И всё же во всём этом было что-то тёплое: девочки смеялись не злорадно, а скорее по-доброму, с облегчением, что всё закончилось благополучно. Я и сама потом могла посмеяться вместе с ними, правда, смех мой всё равно был с лёгкой горчинкой стыда.

Со временем мои ночные похождения стали привычными для всех. Девочки уже не вскрикивали от страха, а лишь натягивали одеяла повыше и переглядывались в темноте. Иногда кто-то, совсем не открывая глаз, шептал:

— Тс-с… опять пошла…

И снова все делали вид, что спят, будто так проще переждать момент. Я чувствовала себя виноватой даже тогда, когда ничего не помнила. Словно у меня была вторая жизнь, где я, не спросив разрешения, вторгалась в чужое пространство. Самым тяжёлым было утро. Когда меня поддразнивали: «Ну что, где ты сегодня ночевала?» — я хотела исчезнуть. Стыдно, неловко, а внутри ещё и боязнь: а вдруг в следующий раз я всё-таки доберусь до мальчишеской комнаты? Эта мысль вгоняла меня в дрожь, будто впереди маячила катастрофа. Я серьёзно просила девочек: «Если увидите, что я направляюсь к двери, остановите меня во что бы то ни стало!» И хотя ночью никто не осмеливался ко мне приблизиться, они каждый раз говорили: «Хорошо, мы будем следить за тобой». И, как ни странно, эти обещания немного меня успокаивали. На самом деле они не останавливали меня, но мне важно было знать: я не одна, рядом есть те, кто в курсе моего странного ночного «дара».
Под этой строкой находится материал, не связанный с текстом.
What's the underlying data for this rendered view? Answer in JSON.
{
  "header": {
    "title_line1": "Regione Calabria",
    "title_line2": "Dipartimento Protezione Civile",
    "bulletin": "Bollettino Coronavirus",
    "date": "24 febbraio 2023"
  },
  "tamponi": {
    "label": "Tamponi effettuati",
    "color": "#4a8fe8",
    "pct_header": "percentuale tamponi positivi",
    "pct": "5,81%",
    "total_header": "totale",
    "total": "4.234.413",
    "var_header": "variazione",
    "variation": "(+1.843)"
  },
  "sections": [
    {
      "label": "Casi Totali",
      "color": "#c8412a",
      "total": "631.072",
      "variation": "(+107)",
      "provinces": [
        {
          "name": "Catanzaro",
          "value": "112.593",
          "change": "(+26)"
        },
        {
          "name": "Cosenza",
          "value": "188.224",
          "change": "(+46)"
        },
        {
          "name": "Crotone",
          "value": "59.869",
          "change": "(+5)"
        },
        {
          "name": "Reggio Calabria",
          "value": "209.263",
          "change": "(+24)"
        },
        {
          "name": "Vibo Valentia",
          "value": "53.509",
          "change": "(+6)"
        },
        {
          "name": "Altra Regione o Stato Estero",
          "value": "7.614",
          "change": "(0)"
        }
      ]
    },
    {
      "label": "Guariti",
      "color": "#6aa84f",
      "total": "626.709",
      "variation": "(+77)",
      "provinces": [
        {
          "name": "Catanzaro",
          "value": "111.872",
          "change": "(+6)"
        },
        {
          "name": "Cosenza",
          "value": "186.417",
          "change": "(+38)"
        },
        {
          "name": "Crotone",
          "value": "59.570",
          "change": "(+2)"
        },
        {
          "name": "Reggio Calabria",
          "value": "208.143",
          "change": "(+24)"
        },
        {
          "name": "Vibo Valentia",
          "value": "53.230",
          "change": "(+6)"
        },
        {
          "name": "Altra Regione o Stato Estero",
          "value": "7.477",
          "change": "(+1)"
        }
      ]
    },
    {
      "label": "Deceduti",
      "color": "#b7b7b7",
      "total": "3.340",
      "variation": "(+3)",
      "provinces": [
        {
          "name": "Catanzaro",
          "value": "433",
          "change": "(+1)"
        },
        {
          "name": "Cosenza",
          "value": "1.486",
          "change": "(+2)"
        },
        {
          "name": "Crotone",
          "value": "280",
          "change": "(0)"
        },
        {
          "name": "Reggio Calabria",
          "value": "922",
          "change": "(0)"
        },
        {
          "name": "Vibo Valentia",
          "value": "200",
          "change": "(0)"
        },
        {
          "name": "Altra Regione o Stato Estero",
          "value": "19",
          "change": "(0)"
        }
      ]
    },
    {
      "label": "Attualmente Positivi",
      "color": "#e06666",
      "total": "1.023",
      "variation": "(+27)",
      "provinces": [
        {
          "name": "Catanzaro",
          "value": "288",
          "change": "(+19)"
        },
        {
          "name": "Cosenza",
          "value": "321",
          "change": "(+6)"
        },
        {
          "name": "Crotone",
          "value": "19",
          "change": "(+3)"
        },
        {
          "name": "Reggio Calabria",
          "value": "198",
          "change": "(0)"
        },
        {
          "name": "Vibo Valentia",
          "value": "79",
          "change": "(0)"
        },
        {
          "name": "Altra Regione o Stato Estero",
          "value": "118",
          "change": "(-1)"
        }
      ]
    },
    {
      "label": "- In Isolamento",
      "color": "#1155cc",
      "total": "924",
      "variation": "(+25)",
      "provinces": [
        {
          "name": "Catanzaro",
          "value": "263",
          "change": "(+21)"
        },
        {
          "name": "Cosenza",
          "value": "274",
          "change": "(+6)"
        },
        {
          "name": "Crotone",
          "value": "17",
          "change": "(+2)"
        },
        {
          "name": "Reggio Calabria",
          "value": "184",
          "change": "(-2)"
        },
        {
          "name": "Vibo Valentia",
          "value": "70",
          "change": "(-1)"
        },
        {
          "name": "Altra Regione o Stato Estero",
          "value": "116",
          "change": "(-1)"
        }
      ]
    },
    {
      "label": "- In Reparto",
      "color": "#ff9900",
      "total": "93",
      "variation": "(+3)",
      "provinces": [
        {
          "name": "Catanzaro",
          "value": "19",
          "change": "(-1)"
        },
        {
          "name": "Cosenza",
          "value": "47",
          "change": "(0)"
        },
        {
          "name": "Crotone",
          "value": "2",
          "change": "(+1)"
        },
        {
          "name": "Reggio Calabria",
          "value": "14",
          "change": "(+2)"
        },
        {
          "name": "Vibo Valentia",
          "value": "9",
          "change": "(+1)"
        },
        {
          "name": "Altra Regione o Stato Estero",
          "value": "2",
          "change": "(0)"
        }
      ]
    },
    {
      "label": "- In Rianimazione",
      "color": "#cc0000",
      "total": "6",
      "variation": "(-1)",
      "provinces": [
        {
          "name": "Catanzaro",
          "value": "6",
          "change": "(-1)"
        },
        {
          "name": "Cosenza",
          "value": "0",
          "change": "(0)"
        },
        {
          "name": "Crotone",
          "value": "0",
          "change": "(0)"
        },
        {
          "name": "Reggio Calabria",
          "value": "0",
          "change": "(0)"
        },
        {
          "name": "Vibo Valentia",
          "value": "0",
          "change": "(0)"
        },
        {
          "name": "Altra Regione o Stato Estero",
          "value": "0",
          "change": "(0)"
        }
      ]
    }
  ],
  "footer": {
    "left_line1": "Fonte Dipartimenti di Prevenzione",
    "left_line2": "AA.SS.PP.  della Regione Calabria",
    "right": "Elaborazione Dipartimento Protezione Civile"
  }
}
Слава богу, самого страшного так и не случилось. В мальчишескую комнату я ни разу не забрела, и эта мысль приносила мне облегчение, словно жизнь подарила отсрочку от какой-то нелепой катастрофы. Я была безмерно рада и благодарна судьбе за то, что мои ночные походы ограничивались лишь девичьей спальней. Со временем всё стало затихать. Мой лунатизм будто устал от собственных проказ и постепенно сошёл на нет. С каждым годом я просыпалась всё чаще там, где и засыпала, — в своей кровати. И вместе с тем уходил давний страх: больше не нужно было просить девочек связывать меня на ночь колготками или дрожать от мысли, куда заведёт сон. Когда я вспоминала об этом позже, даже самой себе казалось невероятным, что всё пережитое произошло в моей жизни: ночные странствия, испуганные взгляды подруг, шутки про «чья очередь быть подушкой». Всё постепенно превратилось в смешные истории из прошлого, а я училась воспринимать свой «недостаток» как ещё один штрих к портрету — странный, но в чём-то даже родной.

По выходным я ездила домой. И там было невыносимо. Но я уже перестала быть той робкой девчонкой — могла за себя постоять и не позволяла Рихарду приближаться ко мне слишком близко. Однажды я даже пригрозила: если это не прекратится, пойду в милицию и расскажу всё. Слова мои прозвучали уверенно, но внутри всё дрожало. Рихард, услышав сказанное, рассвирепел: глаза потемнели, дыхание стало тяжёлым. В следующее мгновение он схватил со стола большую глиняную кружку с горячим чаем и со всего размаху метнул в меня. Хорошо, что я стояла в дверном проёме, уже готовая к бегству. Я прекрасно понимала: если решусь дать отпор, ничем хорошим это не кончится. И только быстрая реакция спасла меня тогда — я захлопнула дверь прямо перед летящей кружкой. Она с грохотом врезалась в косяк, разбилась вдребезги, а кипяток брызнул на пол. Я не стала ждать следующего удара. Рванула прочь и убежала туда, где чувствовала себя в безопасности, — в свой любимый лес. Там пахло влажной корой, прелыми листьями, и тишина принимала меня в объятия. Ветки над головой шептали что-то своё, словно убаюкивая.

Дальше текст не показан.